In this week’s issue, film columnist Gary Kramer writes about GLAAD’s Studio Responsibility Index. The report sheds light on LGBTQ characters —and oftentimes their omittance — in major studio films, and it serves as a “road map toward fair, accurate and inclusive LGBTQ representation in film.” In 2019, total LGBTQ representation in films increased by a miniscule amount. But every other metric seemed to be worse. There were fewer LGBTQ characters of color compared to the year before, fewer lesbian and bisexual characters, and most LGBTQ characters that were shown had very little screen time.

We’ve talked a lot about how positive role models can help a LGBTQ person cope with their sexuality. For many people, those role models come in the form of movie or TV characters. Before one takes the leap to meeting people virtually or in-person, they see LGBTQ people in entertainment. And how those characters are portrayed can greatly shape how an LGBTQ person views themselves. But also, how those characters are portrayed can greatly shape how heterosexual society sees the LGBTQ community. 

The Netflix documentary “Disclosure” is about that very idea. Many young trans people saw trans characters on TV and in films in less than ideal situations: getting murdered, having medical operations, being made fun of for their voice or hair or makeup. But since it was so rare, those young trans people were still glad to see people like them on the screen. 

However, for a straight audience, watching a trans person being murdered reinforces the idea that trans people are disposable. Watching a trans person being used as the butt of a homophobic joke reinforces the idea that trans people should be ridiculed. And watching heterosexual actors win awards for playing trans characters reinforces the idea that trans people aren’t real. 

That’s why it’s not just important to have LGBTQ representation in TV and films, it’s important to have truthful LGBTQ representation.
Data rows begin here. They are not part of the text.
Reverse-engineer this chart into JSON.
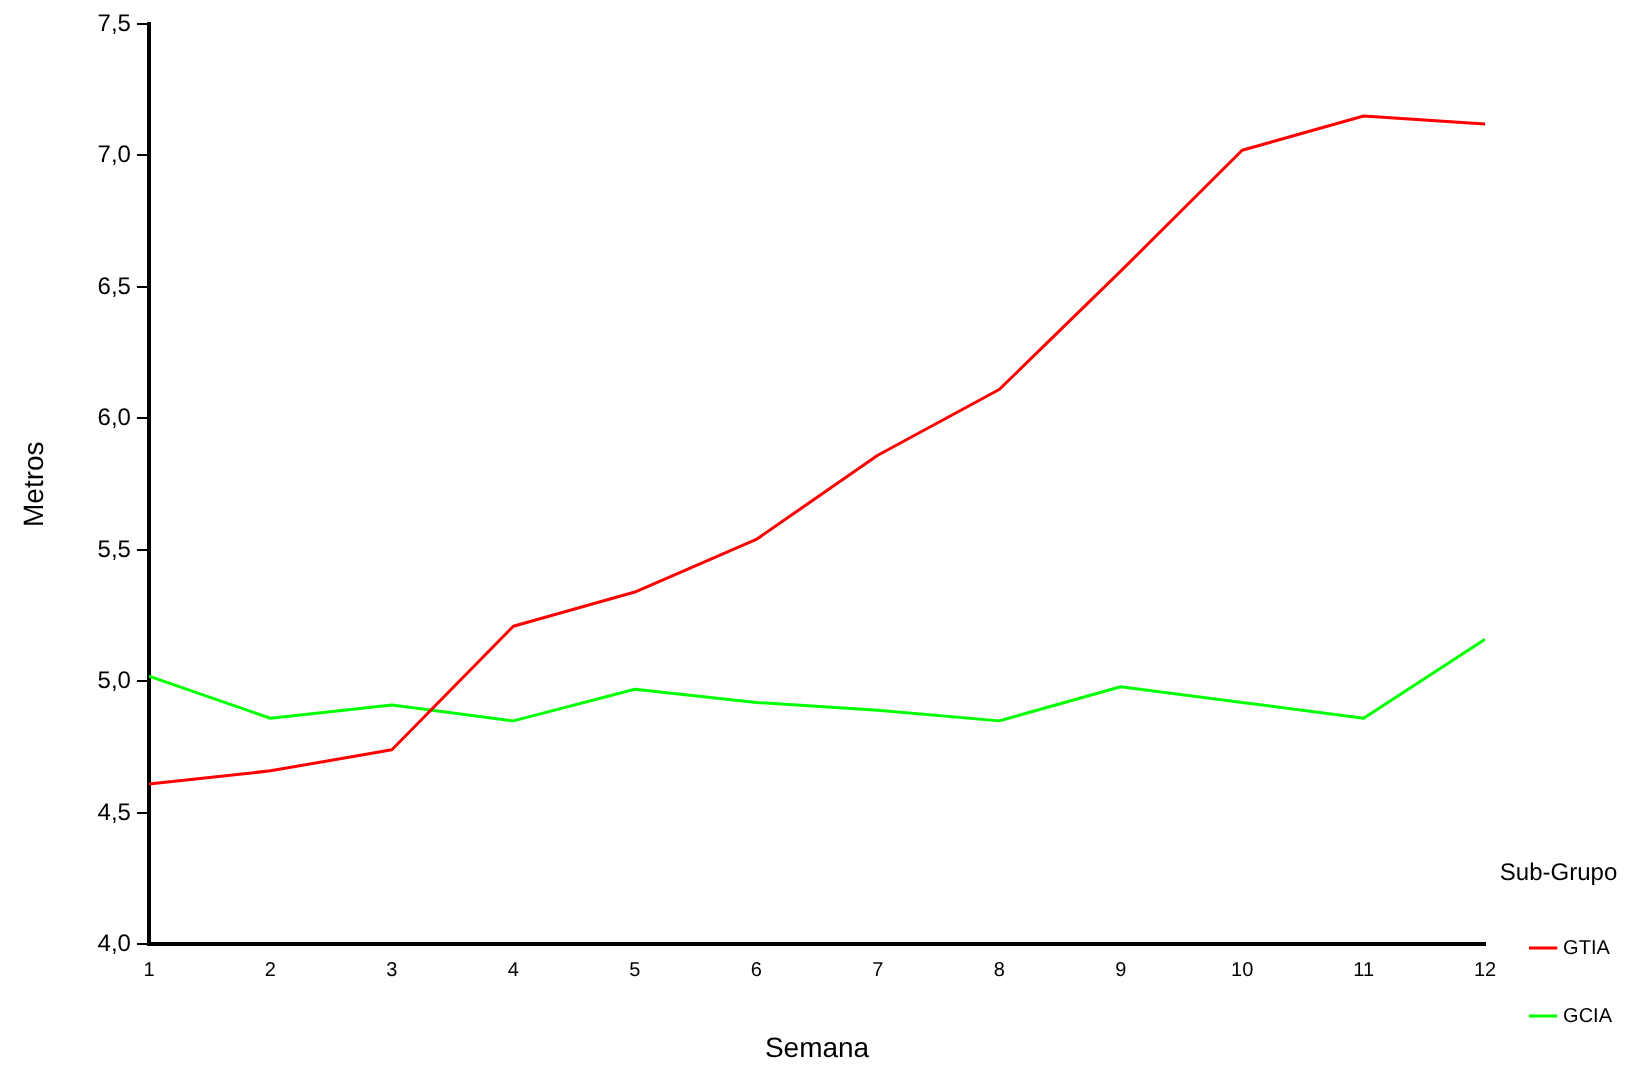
{
  "chart_data": {
    "type": "line",
    "xlabel": "Semana",
    "ylabel": "Metros",
    "legend_title": "Sub-Grupo",
    "x": [
      1,
      2,
      3,
      4,
      5,
      6,
      7,
      8,
      9,
      10,
      11,
      12
    ],
    "series": [
      {
        "name": "GTIA",
        "color": "#ff0000",
        "values": [
          4.61,
          4.66,
          4.74,
          5.21,
          5.34,
          5.54,
          5.86,
          6.11,
          6.56,
          7.02,
          7.15,
          7.12
        ]
      },
      {
        "name": "GCIA",
        "color": "#00ff00",
        "values": [
          5.02,
          4.86,
          4.91,
          4.85,
          4.97,
          4.92,
          4.89,
          4.85,
          4.98,
          4.92,
          4.86,
          5.16
        ]
      }
    ],
    "xlim": [
      1,
      12
    ],
    "xticks": [
      1,
      2,
      3,
      4,
      5,
      6,
      7,
      8,
      9,
      10,
      11,
      12
    ],
    "ylim": [
      4.0,
      7.5
    ],
    "yticks": [
      {
        "value": 4.0,
        "label": "4,0"
      },
      {
        "value": 4.5,
        "label": "4,5"
      },
      {
        "value": 5.0,
        "label": "5,0"
      },
      {
        "value": 5.5,
        "label": "5,5"
      },
      {
        "value": 6.0,
        "label": "6,0"
      },
      {
        "value": 6.5,
        "label": "6,5"
      },
      {
        "value": 7.0,
        "label": "7,0"
      },
      {
        "value": 7.5,
        "label": "7,5"
      }
    ],
    "grid": false,
    "legend": "bottom right",
    "marker": "none",
    "line_style": "solid"
  }
}
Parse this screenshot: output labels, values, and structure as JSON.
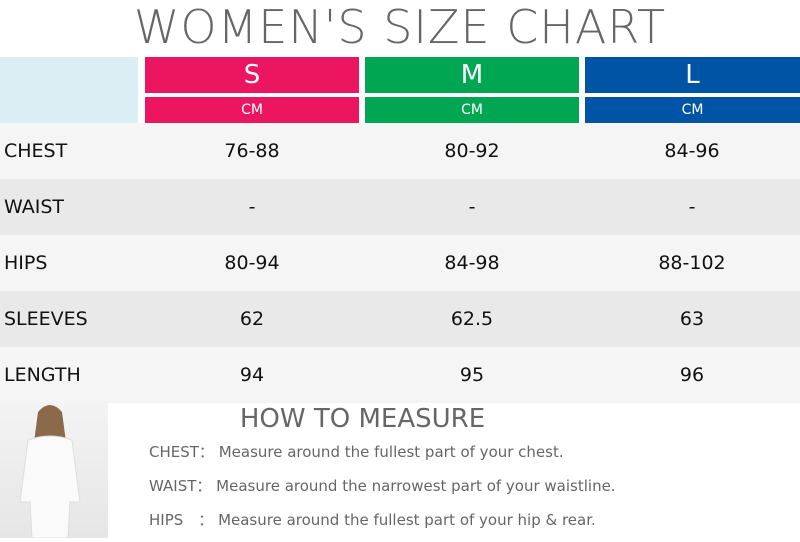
{
  "title": "WOMEN'S SIZE CHART",
  "sizes": [
    {
      "label": "S",
      "unit": "CM",
      "color": "#ec1660"
    },
    {
      "label": "M",
      "unit": "CM",
      "color": "#00a651"
    },
    {
      "label": "L",
      "unit": "CM",
      "color": "#0054a6"
    }
  ],
  "rows": [
    {
      "label": "CHEST",
      "values": [
        "76-88",
        "80-92",
        "84-96"
      ]
    },
    {
      "label": "WAIST",
      "values": [
        "-",
        "-",
        "-"
      ]
    },
    {
      "label": "HIPS",
      "values": [
        "80-94",
        "84-98",
        "88-102"
      ]
    },
    {
      "label": "SLEEVES",
      "values": [
        "62",
        "62.5",
        "63"
      ]
    },
    {
      "label": "LENGTH",
      "values": [
        "94",
        "95",
        "96"
      ]
    }
  ],
  "how_to": {
    "title": "HOW TO MEASURE",
    "tips": [
      {
        "label": "CHEST：",
        "text": "Measure around the fullest part of your chest."
      },
      {
        "label": "WAIST：",
        "text": "Measure around the narrowest part of your waistline."
      },
      {
        "label": "HIPS　：",
        "text": "Measure around the fullest part of your hip & rear."
      }
    ]
  }
}
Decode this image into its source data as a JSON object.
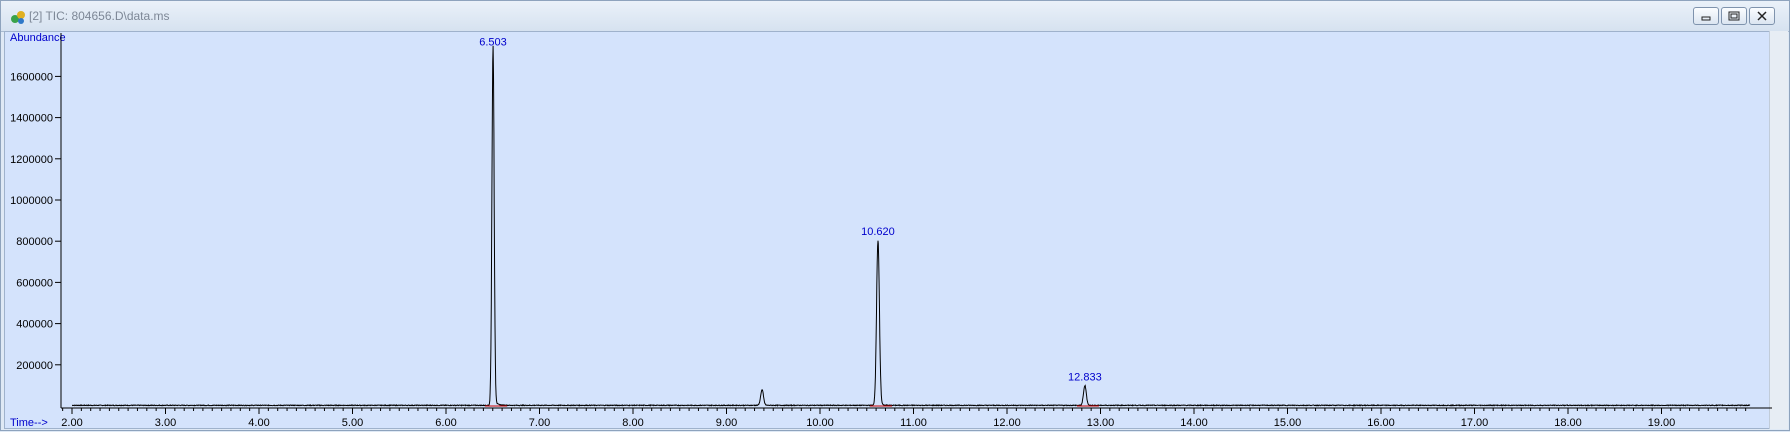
{
  "window": {
    "title": "[2] TIC: 804656.D\\data.ms"
  },
  "colors": {
    "background": "#d4e3fc",
    "trace": "#000000",
    "baseline": "#cc0000",
    "label": "#0000cc"
  },
  "icons": {
    "app": "chemstation-app-icon",
    "minimize": "minimize-icon",
    "restore": "restore-icon",
    "close": "close-icon"
  },
  "chart_data": {
    "type": "line",
    "ylabel": "Abundance",
    "xlabel": "Time-->",
    "xlim": [
      1.9,
      20.0
    ],
    "ylim": [
      0,
      1800000
    ],
    "x_ticks": [
      "2.00",
      "3.00",
      "4.00",
      "5.00",
      "6.00",
      "7.00",
      "8.00",
      "9.00",
      "10.00",
      "11.00",
      "12.00",
      "13.00",
      "14.00",
      "15.00",
      "16.00",
      "17.00",
      "18.00",
      "19.00"
    ],
    "y_ticks": [
      "200000",
      "400000",
      "600000",
      "800000",
      "1000000",
      "1200000",
      "1400000",
      "1600000"
    ],
    "peaks": [
      {
        "rt": 6.503,
        "height": 1720000,
        "label": "6.503",
        "labeled": true
      },
      {
        "rt": 9.38,
        "height": 75000,
        "label": "",
        "labeled": false
      },
      {
        "rt": 10.62,
        "height": 800000,
        "label": "10.620",
        "labeled": true
      },
      {
        "rt": 12.833,
        "height": 95000,
        "label": "12.833",
        "labeled": true
      }
    ],
    "grid": false,
    "legend": "none"
  }
}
Not stereotypes, not roles with no dialogue or backstory, but thoughtful, contextual, and authentic portrayals. Because inclusive representation isn’t just about providing role models for LGBTQ people, it’s about educating and informing non-LGBTQ people too. Both are vitally important.

TV and films help set our culture and set our trends. People quote from their favorite characters, and the most popular phrases become part of our daily language. But beyond words, people replicate what they see on their screens. In an ideal world, they would be replicating kindness, empathy and respect for the LGBTQ community. We unfortunately know that is not always the case. But we can hope, in the years to come, that film and TV studios make even more efforts to put thoughtful and truthful LGBTQ people in their stories. It’s one of the best ways to show the world that we are human beings.